Yellowfeather warf einen letzten Blick auf die brennende Farm und sah Zamorra und Nicole an. »Ich muss in der Stadt als erstes die Feuerwehr informieren, sonst steht bald die ganze Gegend in Flammen. Kann einer von ihnen die Leute schützen, wenn sie hier rausfahren?«
Nicole nickte. »Natürlich.«
»Danke.«
Yellowfeather schlug die Fahrertür hinter sich zu und ließ den Wagen an. Nach dem vierten Versuch meldete sich der Wagen mit lautem Knattern und aufsteigenden Ölwolken. Behäbig setzte er sich in Gang und rollte auf einen nicht asphaltierten Weg zu, der in gerader Linie zwischen den Feldern hindurchzuführen schien.

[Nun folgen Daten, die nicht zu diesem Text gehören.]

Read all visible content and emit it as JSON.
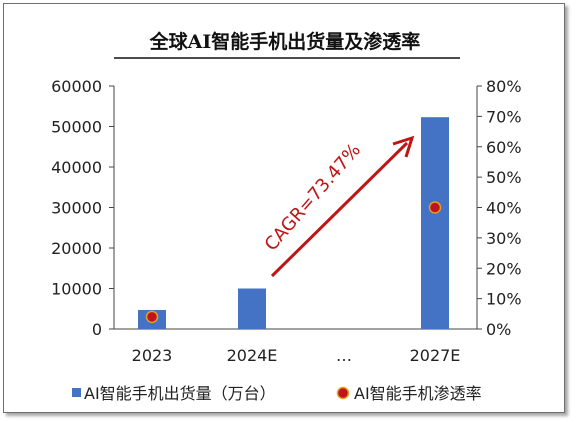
{
  "chart_data": {
    "type": "bar",
    "title": "全球AI智能手机出货量及渗透率",
    "categories": [
      "2023",
      "2024E",
      "…",
      "2027E"
    ],
    "series": [
      {
        "name": "AI智能手机出货量（万台）",
        "type": "bar",
        "axis": "left",
        "color": "#4472c4",
        "values": [
          4700,
          10000,
          null,
          52300
        ]
      },
      {
        "name": "AI智能手机渗透率",
        "type": "scatter",
        "axis": "right",
        "color": "#c0141c",
        "values": [
          0.04,
          null,
          null,
          0.4
        ]
      }
    ],
    "y_left": {
      "range": [
        0,
        60000
      ],
      "ticks": [
        "0",
        "10000",
        "20000",
        "30000",
        "40000",
        "50000",
        "60000"
      ]
    },
    "y_right": {
      "range": [
        0,
        0.8
      ],
      "ticks": [
        "0%",
        "10%",
        "20%",
        "30%",
        "40%",
        "50%",
        "60%",
        "70%",
        "80%"
      ]
    },
    "grid": false,
    "legend_position": "bottom",
    "annotation": {
      "text": "CAGR=73.47%",
      "color": "#c01515"
    }
  }
}
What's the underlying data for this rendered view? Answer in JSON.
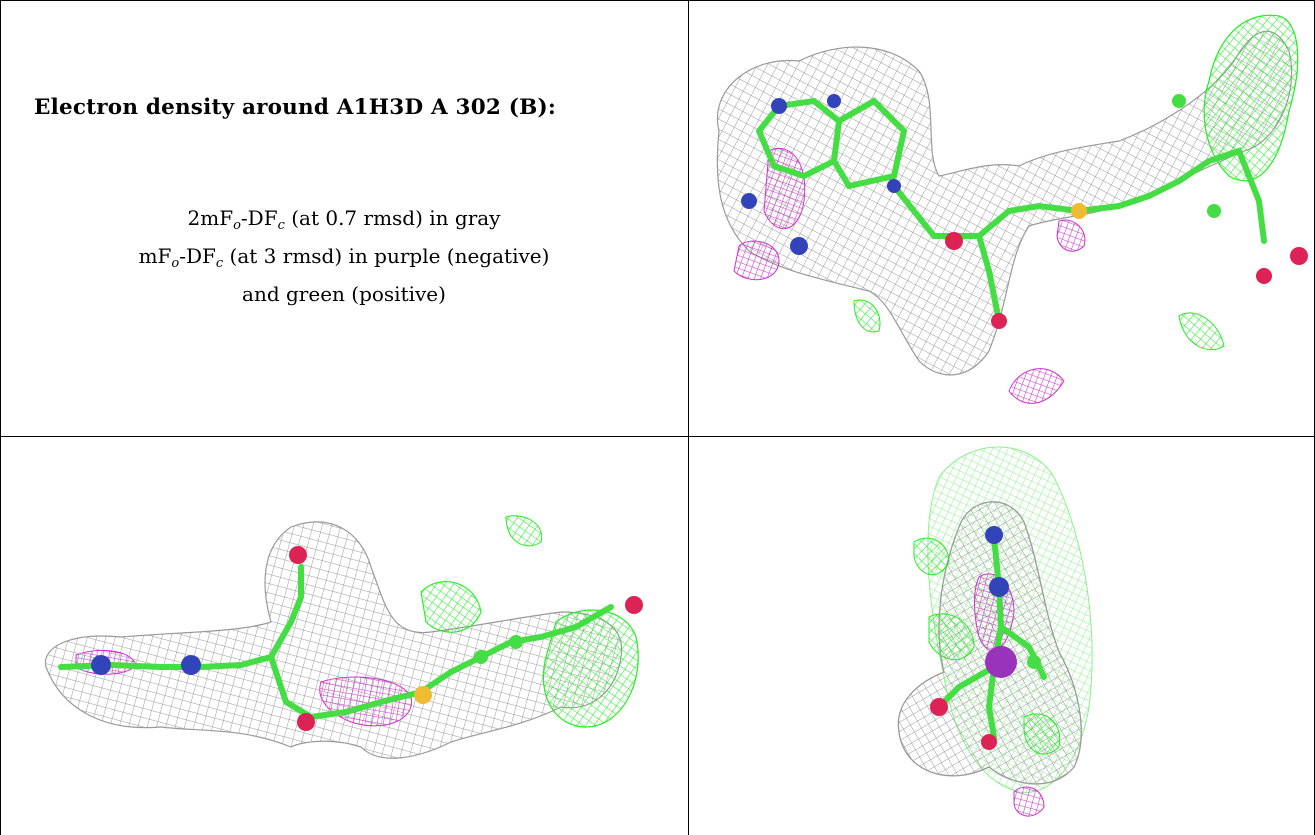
{
  "caption": {
    "title": "Electron density around A1H3D A 302 (B):",
    "line1": {
      "a": "2mF",
      "b": "o",
      "c": "-DF",
      "d": "c",
      "e": " (at 0.7 rmsd) in gray"
    },
    "line2": {
      "a": "mF",
      "b": "o",
      "c": "-DF",
      "d": "c",
      "e": " (at 3 rmsd) in purple (negative)"
    },
    "line3": "and green (positive)"
  },
  "colors": {
    "map_2fofc": "#9a9a9a",
    "map_negative": "#cc33cc",
    "map_positive": "#22ee22",
    "carbon": "#44dd44",
    "nitrogen": "#3344bb",
    "oxygen": "#dd2255",
    "sulfur": "#eebb33"
  },
  "panels": [
    {
      "name": "density-view-1",
      "kind": "electron density map rendering"
    },
    {
      "name": "density-view-2",
      "kind": "electron density map rendering"
    },
    {
      "name": "density-view-3",
      "kind": "electron density map rendering"
    }
  ]
}
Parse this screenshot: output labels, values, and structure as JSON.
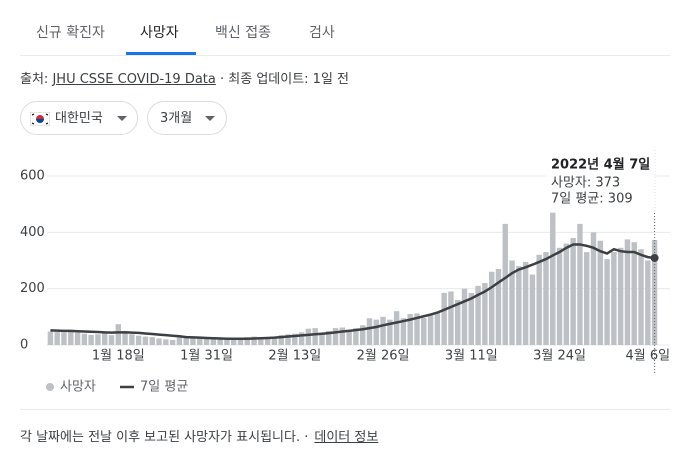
{
  "tabs": [
    "신규 확진자",
    "사망자",
    "백신 접종",
    "검사"
  ],
  "source": {
    "label": "출처:",
    "link": "JHU CSSE COVID-19 Data",
    "updated": "· 최종 업데이트: 1일 전"
  },
  "filters": [
    "대한민국",
    "3개월"
  ],
  "chart_data": {
    "type": "bar",
    "categories": [
      null,
      null,
      null,
      null,
      null,
      null,
      null,
      null,
      null,
      null,
      "1월 18일",
      null,
      null,
      null,
      null,
      null,
      null,
      null,
      null,
      null,
      null,
      null,
      null,
      "1월 31일",
      null,
      null,
      null,
      null,
      null,
      null,
      null,
      null,
      null,
      null,
      null,
      null,
      "2월 13일",
      null,
      null,
      null,
      null,
      null,
      null,
      null,
      null,
      null,
      null,
      null,
      null,
      "2월 26일",
      null,
      null,
      null,
      null,
      null,
      null,
      null,
      null,
      null,
      null,
      null,
      null,
      "3월 11일",
      null,
      null,
      null,
      null,
      null,
      null,
      null,
      null,
      null,
      null,
      null,
      null,
      "3월 24일",
      null,
      null,
      null,
      null,
      null,
      null,
      null,
      null,
      null,
      null,
      null,
      null,
      "4월 6일",
      null
    ],
    "series": [
      {
        "name": "사망자",
        "type": "bar",
        "color": "#bdc1c6",
        "values": [
          48,
          46,
          45,
          52,
          44,
          40,
          36,
          38,
          42,
          35,
          74,
          50,
          38,
          33,
          30,
          28,
          23,
          20,
          18,
          27,
          27,
          25,
          24,
          22,
          21,
          20,
          18,
          22,
          25,
          28,
          30,
          26,
          24,
          25,
          35,
          38,
          40,
          45,
          58,
          60,
          42,
          50,
          60,
          62,
          55,
          60,
          70,
          95,
          90,
          100,
          90,
          120,
          95,
          110,
          112,
          96,
          110,
          115,
          185,
          190,
          160,
          200,
          185,
          210,
          220,
          260,
          270,
          430,
          300,
          280,
          295,
          250,
          320,
          330,
          470,
          345,
          360,
          380,
          430,
          330,
          400,
          370,
          305,
          330,
          345,
          375,
          365,
          340,
          300,
          373
        ]
      },
      {
        "name": "7일 평균",
        "type": "line",
        "color": "#3c4043",
        "values": [
          52,
          51,
          50,
          50,
          49,
          48,
          47,
          46,
          45,
          44,
          45,
          45,
          44,
          43,
          41,
          39,
          37,
          35,
          33,
          31,
          28,
          27,
          26,
          25,
          24,
          23,
          22,
          22,
          22,
          22,
          23,
          24,
          25,
          26,
          28,
          30,
          32,
          34,
          36,
          38,
          40,
          42,
          45,
          48,
          50,
          53,
          56,
          60,
          64,
          70,
          75,
          80,
          85,
          90,
          96,
          102,
          108,
          115,
          125,
          135,
          145,
          155,
          165,
          178,
          190,
          205,
          222,
          238,
          255,
          268,
          276,
          285,
          295,
          305,
          318,
          330,
          345,
          357,
          357,
          352,
          345,
          333,
          325,
          340,
          333,
          330,
          330,
          320,
          312,
          309
        ]
      }
    ],
    "ylim": [
      0,
      600
    ],
    "yticks": [
      0,
      200,
      400,
      600
    ],
    "grid": true,
    "tooltip": {
      "title": "2022년 4월 7일",
      "lines": [
        "사망자: 373",
        "7일 평균: 309"
      ]
    }
  },
  "footer": {
    "note": "각 날짜에는 전날 이후 보고된 사망자가 표시됩니다. ·",
    "link": "데이터 정보"
  }
}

Zamorra war erleichtert, dass sich Yellowfeather nicht für die Abkürzung durch die Prärie entschieden hatte. Es fiel ihm auch so schon schwer genug, sich mit einer Hand festzuhalten, aber er wollte im Fall eines Angriffs keine wertvolle Zeit mit dem Ziehen des Blasters verschwenden.